Rent control laws under attack by new European Court decision

European Court of Human Rights now confirms Constitutional Court decisions that 1979 law safeguarding fixed rents

Maltese national Anthony Aquilina’s successful bid in the European Court for Human Rights has delivered another nail in the coffin for a 1979 law that turns leases on houses into permanent rental contracts at prices that do not reflect property market values.

The ECHR awarded the total of €21,550 in damages for his breach of the right to enjoyment of his property.

Aquilina owns a maisonette apartment which he inherited from his parents and which has been rented to the same tenants since 1970, at €65.22 a year.

In 2005 he brought constitutional redress proceedings, complaining about amendments of 1979 to the Housing Ordinance which prohibit landlords from refusing to renew existing leases or from raising the rent, arguing that it breached his property rights.

His complaint was dismissed. In 2010 he brought new constitutional redress proceedings, complaining that new amendments introduced in 2009 – aimed at gradually eliminating restrictive rental regimes – had not improved his situation and that therefore the 1979 amendments continued to breach his property rights. His complaint was dismissed by a decision eventually upheld in June 2011.

Aquilina complained of a violation his property rights, alleging that the legislation in force denied him a realistic possibility of resuming possession of his property and that he was unable to charge rent at market value.

In 2010, legal amendments to the rental law increase the rent to €185 a year, but Aquilina refused to accept any rent as from 2007 and it was duly deposited in court by the tenants by means of a schedule of deposit.

According to a court-appointed architect’s evaluation made in the context of constitutional proceedings instituted in 2005, the property at that time had a rental value of €2,912 per year. According to an architect’s report commissioned by the government, the rental market value in 2013 was €2,900 per year, and the sale value €58,000.

The Court said that the low rental value, Aquilina’s state of uncertainty as to whether he would ever recover his property, the lack of procedural safeguards in the application of the law and the rise in the standard of living in Malta over the past decades, meant that “a disproportionate and excessive burden was imposed on the applicant who was requested to bear most of the social and financial costs of supplying housing accommodation” to the tenants

“It follows that the Maltese State failed to strike the requisite fair balance between the general interests of the community and the protection of the applicant’s right of property.”

Rental laws

Malta has gone through various legislative regimes in order to regulate its housing situation. The first regime came about in 1931 and protected tenants from the termination of their leases. This was followed by the 1944 Rent Restriction (Dwelling Houses) Ordinance which, apart from regulating termination of the lease of dwelling houses, also controlled rents and the initial conditions of contracts. The Housing Act was then enacted in 1949, with the aim of providing a solution to homelessness caused by the Second World War.

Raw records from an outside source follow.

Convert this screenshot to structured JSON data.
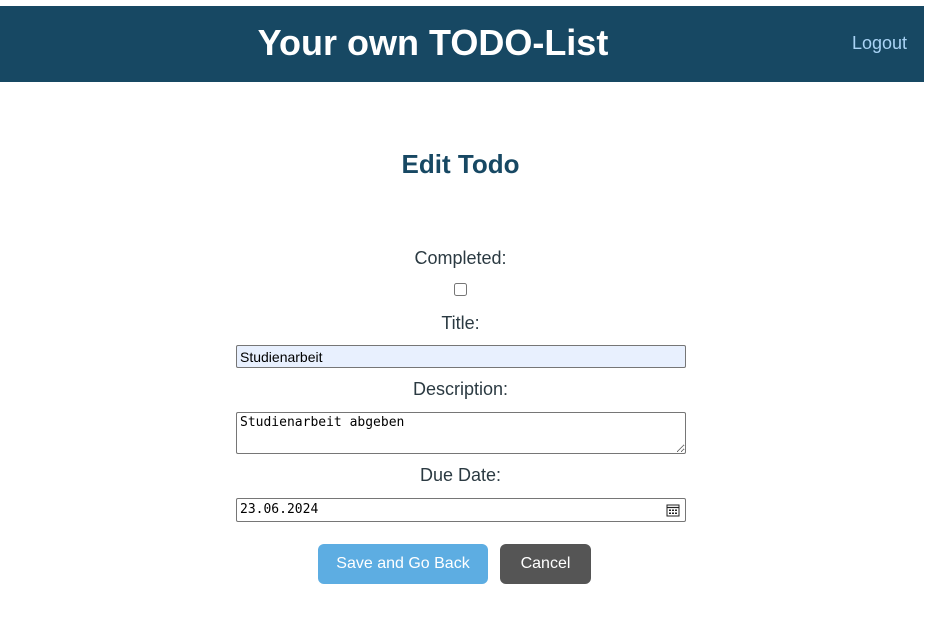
{
  "header": {
    "title": "Your own TODO-List",
    "logout_label": "Logout"
  },
  "page": {
    "title": "Edit Todo"
  },
  "form": {
    "completed_label": "Completed:",
    "completed_checked": false,
    "title_label": "Title:",
    "title_value": "Studienarbeit",
    "description_label": "Description:",
    "description_value": "Studienarbeit abgeben",
    "due_date_label": "Due Date:",
    "due_date_value": "23.06.2024",
    "calendar_icon": "calendar-icon"
  },
  "actions": {
    "save_label": "Save and Go Back",
    "cancel_label": "Cancel"
  },
  "colors": {
    "header_bg": "#174863",
    "logout_link": "#a9d3f5",
    "heading": "#174863",
    "save_button": "#5dade2",
    "cancel_button": "#555555",
    "autofill_bg": "#e8f0fe"
  }
}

In 1959 the Housing (Decontrol) Ordinance provided incentives to encourage landlords to rent their property, and created a special class of dwelling houses free from rent control.

In 1979 the Maltese parliament enacted an amendment which provided that the rent restrictions set out in the Rent Ordinances would apply where tenants were Maltese citizens and occupied houses as ordinary residences. It further provided that landlords could not refuse to renew leases, raise their rent, or impose new conditions on renewal, except as provided for by law.